Una hora más tarde bostezó y descansó el libro en el regazo. Incluso aunque no pudiera dormir, estaba tan cansada que lo único que quería era tumbarse. Echó un vistazo afuera y vio que se estaba acercando una tormenta nocturna; pudo ver el rojo destello de los relámpagos, pero por ahora estaba tan lejos que no pudo oír ningún trueno. Quizás si abría las puertas y se metía en la cama, sentiría más cerca la tormenta, trayendo la dulce lluvia con ella. La lluvia era su mejor sedante, arrullándola, hasta que caía en el más reparador de los sueños.
Estaba tan cansada que tardó un largo momento en darse cuenta de que los relámpagos no eran rojos.

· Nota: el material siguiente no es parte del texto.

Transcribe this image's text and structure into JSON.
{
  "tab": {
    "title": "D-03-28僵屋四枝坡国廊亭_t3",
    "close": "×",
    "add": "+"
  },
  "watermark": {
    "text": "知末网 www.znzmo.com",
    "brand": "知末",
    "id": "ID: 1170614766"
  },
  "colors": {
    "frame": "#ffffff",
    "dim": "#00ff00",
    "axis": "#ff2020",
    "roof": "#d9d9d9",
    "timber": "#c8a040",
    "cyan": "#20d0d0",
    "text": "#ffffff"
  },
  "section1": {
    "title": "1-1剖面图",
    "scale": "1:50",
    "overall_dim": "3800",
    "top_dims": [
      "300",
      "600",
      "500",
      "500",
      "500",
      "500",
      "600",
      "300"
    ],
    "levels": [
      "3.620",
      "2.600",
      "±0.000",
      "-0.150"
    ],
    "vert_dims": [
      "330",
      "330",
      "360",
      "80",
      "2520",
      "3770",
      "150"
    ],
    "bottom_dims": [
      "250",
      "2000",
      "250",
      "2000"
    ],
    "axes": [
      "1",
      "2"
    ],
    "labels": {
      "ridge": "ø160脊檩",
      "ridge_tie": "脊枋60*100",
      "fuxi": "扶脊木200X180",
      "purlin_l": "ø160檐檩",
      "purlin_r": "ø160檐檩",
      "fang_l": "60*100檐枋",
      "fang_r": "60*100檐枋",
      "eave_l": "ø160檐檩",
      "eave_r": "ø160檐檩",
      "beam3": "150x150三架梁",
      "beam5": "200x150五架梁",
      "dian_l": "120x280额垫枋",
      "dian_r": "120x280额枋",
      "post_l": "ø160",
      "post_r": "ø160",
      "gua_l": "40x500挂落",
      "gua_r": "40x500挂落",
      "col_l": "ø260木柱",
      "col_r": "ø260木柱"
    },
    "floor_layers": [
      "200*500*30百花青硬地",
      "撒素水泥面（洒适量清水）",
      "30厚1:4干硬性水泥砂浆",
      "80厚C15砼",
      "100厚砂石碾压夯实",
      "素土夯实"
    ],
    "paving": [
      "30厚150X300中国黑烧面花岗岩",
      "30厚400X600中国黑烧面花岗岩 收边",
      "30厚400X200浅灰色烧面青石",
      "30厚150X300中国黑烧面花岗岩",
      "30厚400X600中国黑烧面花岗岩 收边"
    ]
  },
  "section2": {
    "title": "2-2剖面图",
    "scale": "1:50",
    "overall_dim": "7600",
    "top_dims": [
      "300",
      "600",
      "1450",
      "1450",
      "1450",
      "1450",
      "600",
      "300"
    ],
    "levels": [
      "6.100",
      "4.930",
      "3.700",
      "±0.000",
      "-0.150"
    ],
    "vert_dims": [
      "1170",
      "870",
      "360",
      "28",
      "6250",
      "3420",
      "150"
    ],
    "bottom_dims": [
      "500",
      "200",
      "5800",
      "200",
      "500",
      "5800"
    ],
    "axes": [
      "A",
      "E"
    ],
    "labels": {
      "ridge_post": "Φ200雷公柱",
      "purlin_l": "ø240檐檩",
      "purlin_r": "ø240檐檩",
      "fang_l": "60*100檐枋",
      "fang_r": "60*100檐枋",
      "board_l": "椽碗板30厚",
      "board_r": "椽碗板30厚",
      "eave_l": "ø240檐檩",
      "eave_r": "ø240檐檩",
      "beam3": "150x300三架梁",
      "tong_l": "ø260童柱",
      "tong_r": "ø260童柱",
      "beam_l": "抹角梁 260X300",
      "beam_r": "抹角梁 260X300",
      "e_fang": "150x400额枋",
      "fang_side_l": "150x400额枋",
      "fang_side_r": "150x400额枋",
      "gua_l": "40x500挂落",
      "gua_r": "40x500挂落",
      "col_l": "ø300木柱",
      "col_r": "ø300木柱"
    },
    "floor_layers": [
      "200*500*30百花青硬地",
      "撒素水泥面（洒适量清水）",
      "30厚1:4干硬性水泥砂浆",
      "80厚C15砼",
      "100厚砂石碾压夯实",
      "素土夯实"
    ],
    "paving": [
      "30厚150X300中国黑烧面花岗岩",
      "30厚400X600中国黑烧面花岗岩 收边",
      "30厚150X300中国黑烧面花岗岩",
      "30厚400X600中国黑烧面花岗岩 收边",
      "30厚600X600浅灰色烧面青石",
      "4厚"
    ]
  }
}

No había ninguna tormenta.
Había alguien en la galería, su oscura silueta apenas discernible entre las sombras.
Estaba mirándola.
Webb.
Lo reconoció de inmediato, tan rápido que no le dio tiempo a asustarse con la idea de que hubiera un extraño en la galería. Estaba fumando y el cigarrillo describió un luminoso arco rojizo cuando se lo llevó a los labios. La punta encendida brillo aún con más fuerza cuando le dio una calada y con la breve llamarada ella pudo distinguir las duras facciones de su rostro, sus altos y afilados pómulos.
Estaba recostado contra el pasamanos, justo en el límite de la claridad que escapaba de su habitación. Una luz plateada y fantasmal brillaba sobre sus hombros desnudos, procedente de las estrellas que tachonaban el cielo nocturno. Llevaba un pantalón oscuro, los vaqueros quizás, pero nada más.